Die 35-jährige Tochter war Mutter von zwei Kindern und seit einem Jahrzehnt verheiratet. Auch ihr Vater sah erschrocken aus, als seine Frau von dem Gespräch berichtete. Das arme Kind, meinte er und urteilte nach kurzem Überlegen, dass der Mann Schuld sei, wenn die Frau nicht zum Höhepunkt finde. Ganz unschuldig sind die Frauen aber auch nicht, meinte die Gattin. „Nach meiner Ansicht“, hielt er dagegen, „ist der Mann ist für die Lust der Frau zuständig“.

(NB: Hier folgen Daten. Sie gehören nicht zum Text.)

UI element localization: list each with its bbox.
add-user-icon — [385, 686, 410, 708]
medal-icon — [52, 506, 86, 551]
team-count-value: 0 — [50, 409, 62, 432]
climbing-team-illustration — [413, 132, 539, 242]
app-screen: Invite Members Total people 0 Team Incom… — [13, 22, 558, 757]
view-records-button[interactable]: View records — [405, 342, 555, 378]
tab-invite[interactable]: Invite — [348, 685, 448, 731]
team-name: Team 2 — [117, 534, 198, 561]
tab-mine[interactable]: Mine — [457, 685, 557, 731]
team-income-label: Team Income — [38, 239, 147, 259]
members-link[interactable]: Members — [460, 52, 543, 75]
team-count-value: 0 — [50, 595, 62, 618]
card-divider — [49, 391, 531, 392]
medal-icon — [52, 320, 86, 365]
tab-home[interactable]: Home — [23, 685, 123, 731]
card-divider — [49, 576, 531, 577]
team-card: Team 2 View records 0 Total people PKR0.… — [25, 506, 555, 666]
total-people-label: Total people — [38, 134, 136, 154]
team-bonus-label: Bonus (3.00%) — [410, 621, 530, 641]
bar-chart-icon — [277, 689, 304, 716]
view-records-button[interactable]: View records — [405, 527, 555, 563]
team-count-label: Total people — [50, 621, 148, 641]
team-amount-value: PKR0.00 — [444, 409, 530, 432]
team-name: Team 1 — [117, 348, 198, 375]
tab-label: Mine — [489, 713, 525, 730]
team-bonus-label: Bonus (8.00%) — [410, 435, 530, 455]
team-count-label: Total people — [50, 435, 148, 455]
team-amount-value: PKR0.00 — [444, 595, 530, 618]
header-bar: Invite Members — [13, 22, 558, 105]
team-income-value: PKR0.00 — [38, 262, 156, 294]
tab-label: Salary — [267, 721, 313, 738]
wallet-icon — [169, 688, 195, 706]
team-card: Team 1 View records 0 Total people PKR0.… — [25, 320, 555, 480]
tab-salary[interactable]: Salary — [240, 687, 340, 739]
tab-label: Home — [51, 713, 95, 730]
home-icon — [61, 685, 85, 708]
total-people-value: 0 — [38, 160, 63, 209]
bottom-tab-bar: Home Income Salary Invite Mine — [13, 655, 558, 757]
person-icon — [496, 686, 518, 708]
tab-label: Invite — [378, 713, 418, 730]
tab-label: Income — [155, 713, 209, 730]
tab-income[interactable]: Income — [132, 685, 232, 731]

Die Mutter grübelte: Hätte sie mehr Intimes ausplaudern sollen? Hatte sie das Thema, wie so viele Eltern, der Schule, den Büchern und anderem Informationsmaterial überlassen? Hatte sich die Tochter nicht stets unangenehm berührt gezeigt und sogar abgeblockt, wenn die Mutter versuchte, mit ihr über Intimes zu reden? Anscheinend haben Eltern asexuelle Persönlichkeiten zu sein.
Ihr Mann habe sie seit der Geburt des Sohnes vor fünf Jahren nicht mehr angerührt, berichtete eine andere Tochter einer anderen Mutter. Er habe das mit seiner Anwesenheit bei der Geburt begründet. Da sei etwas in ihm zerstört worden. Er könne das nicht erklären. Es sei einfach so. „Aber du warst doch auch zuvor schon bei der Geburt unserer Tochter dabei,“ wunderte sich die Frau.
Die Ehe geriet aus den Fugen. Die Tochter sagte, sie sei nicht bereit gewesen, einen Orgasmus vorzutäuschen.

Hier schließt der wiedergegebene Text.